Vi sono due tipi di configurazioni:

→ configurazione "a stella" = tutti fanno capo ad uno stesso soggetto che possiede tutto;

→ configurazione "a catena" = A possiede B, B possiede C, . , ma tutte fanno capo ad A.

La società A non è una società operativa, ma finanziaria, che possiede azioni, il cui possesso può essere statico (la società si limita a possedere) o dinamico (la società ha lo scopo di negoziare le partecipazioni). Il problema si pone per quelle che stanno "ferme".

La giurisprudenza ha visto che, considerando la Holding come mero godimento, non si rispecchierebbe la realtà del Paese.

Il problema si complica quando A è una persona fisica: la situazione cambia? La persona fisica può essere qualificata Holding? La teoria più diffusa in passato era quella che sostiene che ci sarebbe un controllo indiretto attraverso altre imprese, ma questa ipotesi non è stata accettata dalla giurisprudenza.

Negli anni '90, una sentenza della Cassazione disse che la stessa attività di controllo, da parte del soggetto A, è attività d'impresa, in quanto il soggetto A cerca di coordinare e dirigere le altre società e fornisce loro dei servizi, quindi A non sta "ferma", ma agisce; direzione e coordinamento fanno sì che si consideri attività d'impresa quella che A svolge.


:: Il concetto d'imprenditore è un concetto generico, ma all'interno della categoria generale si distinguono varie tipologie cui si applicano diverse norme, secondo criteri determinati.

Il primo criterio si basa sull'oggetto dell'ATTIVITA' e, sotto questo profilo, il Codice distingue due categorie: - imprenditore AGRICOLO (art. 2135); - imprenditore COMMERCIALE (art.2195).

Nell'ambito della contrapposizione tra le due tipologie di imprenditore, la funzione delle due norme è diversa: l'art. 2135 ci dice in positivo che è l'imprenditore agricolo, invece il 2195 dice chi sono i soggetti che devono essere iscritti nel registro delle imprese, quindi siamo noi che dobbiamo intendere che si tratta di imprenditori non agricoli (infatti questi ultimi non hanno l'obbligo di iscrizione nel registro delle imprese).
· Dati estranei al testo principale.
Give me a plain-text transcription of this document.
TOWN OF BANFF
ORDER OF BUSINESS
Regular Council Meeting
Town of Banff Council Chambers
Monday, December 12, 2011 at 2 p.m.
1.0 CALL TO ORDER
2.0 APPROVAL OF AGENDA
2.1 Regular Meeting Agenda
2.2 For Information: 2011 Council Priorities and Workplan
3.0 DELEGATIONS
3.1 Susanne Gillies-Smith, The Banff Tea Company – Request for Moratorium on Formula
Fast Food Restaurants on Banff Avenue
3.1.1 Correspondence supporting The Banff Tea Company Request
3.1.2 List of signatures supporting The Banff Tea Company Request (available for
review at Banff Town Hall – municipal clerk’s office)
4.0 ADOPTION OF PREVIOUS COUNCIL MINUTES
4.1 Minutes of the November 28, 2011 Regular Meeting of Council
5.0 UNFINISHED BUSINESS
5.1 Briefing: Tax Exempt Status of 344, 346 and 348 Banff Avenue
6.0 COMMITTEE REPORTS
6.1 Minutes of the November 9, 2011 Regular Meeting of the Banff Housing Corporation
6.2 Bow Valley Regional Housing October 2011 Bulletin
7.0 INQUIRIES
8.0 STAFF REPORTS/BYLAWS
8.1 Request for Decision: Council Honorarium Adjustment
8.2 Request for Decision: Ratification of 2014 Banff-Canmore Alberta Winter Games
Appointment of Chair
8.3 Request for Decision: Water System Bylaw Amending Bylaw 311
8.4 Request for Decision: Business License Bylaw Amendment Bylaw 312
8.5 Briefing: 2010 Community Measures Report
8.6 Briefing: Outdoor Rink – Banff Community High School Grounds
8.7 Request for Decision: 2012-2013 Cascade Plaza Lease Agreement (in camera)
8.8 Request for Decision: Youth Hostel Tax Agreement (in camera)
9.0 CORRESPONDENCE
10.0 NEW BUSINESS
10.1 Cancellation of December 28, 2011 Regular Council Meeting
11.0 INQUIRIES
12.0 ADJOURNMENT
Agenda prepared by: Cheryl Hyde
Gli imprenditori commerciali, quindi, venivano chiamati così per essere distinti da quelli agricoli.

C'è inoltre la possibilità che ci sia una categoria diversa da quella dell'art. 2135, che però non rientra nemmeno nel 2195, questa categoria sarebbe l'impresa civile, ma . esiste?


:: L'art. 2195 non è mai cambiato dal 1942 ad oggi, in quest'articolo si trova la definizione di "imprenditori soggetti a registrazioni", che devono cioè essere iscritti nel registro delle imprese, il quale ha la funzione di pubblicità legale = tutto ciò che deve essere opponibile ai terzi deve risultare nel registro delle imprese, se no non è opponibile.
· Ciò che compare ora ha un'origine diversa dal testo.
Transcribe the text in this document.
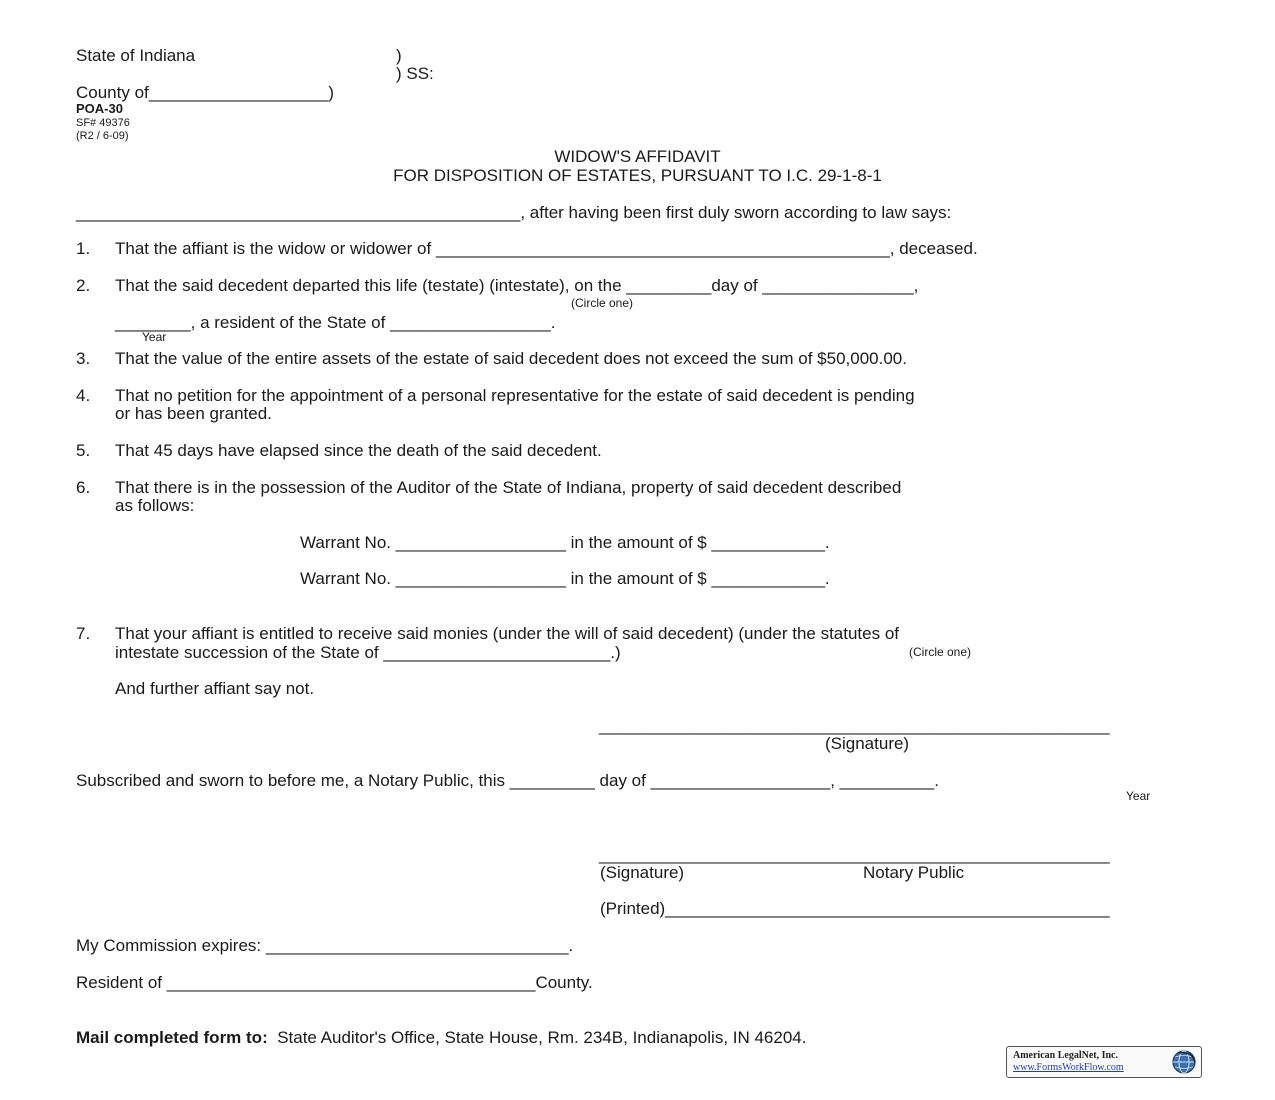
State of Indiana	)
) SS:
County of___________________)
POA-30
SF# 49376
(R2 / 6-09)
WIDOW'S AFFIDAVIT
FOR DISPOSITION OF ESTATES, PURSUANT TO I.C. 29-1-8-1
_______________________________________________, after having been first duly sworn according to law says:
1. That the affiant is the widow or widower of ________________________________________________, deceased.
2. That the said decedent departed this life (testate) (intestate), on the _________day of ________________,
(Circle one)
________, a resident of the State of _________________.
Year
3. That the value of the entire assets of the estate of said decedent does not exceed the sum of $50,000.00.
4. That no petition for the appointment of a personal representative for the estate of said decedent is pending
or has been granted.
5. That 45 days have elapsed since the death of the said decedent.
6. That there is in the possession of the Auditor of the State of Indiana, property of said decedent described
as follows:
Warrant No. __________________ in the amount of $ ____________.
Warrant No. __________________ in the amount of $ ____________.
7. That your affiant is entitled to receive said monies (under the will of said decedent) (under the statutes of
intestate succession of the State of ________________________.)	(Circle one)
And further affiant say not.
______________________________________________________
(Signature)
Subscribed and sworn to before me, a Notary Public, this _________ day of ___________________, __________.
Year
______________________________________________________
(Signature)	Notary Public
(Printed)_______________________________________________
My Commission expires: ________________________________.
Resident of _______________________________________County.
Mail completed form to: State Auditor's Office, State House, Rm. 234B, Indianapolis, IN 46204.
American LegalNet, Inc.
www.FormsWorkFlow.com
L'art. 2195 elenca 5 tipologie di attività esercitando le quali l'imprenditore ha l'obbligo di essere iscritto nel registro delle imprese (vedi libro pp.53-54). Il legislatore, però, dà una definizione poco soddisfacente, perché il primo e secondo punto dell'art. 2195 sono praticamente uguali all'art. 2082, le differenze iniziano dal terzo punto ma sono cose scontate!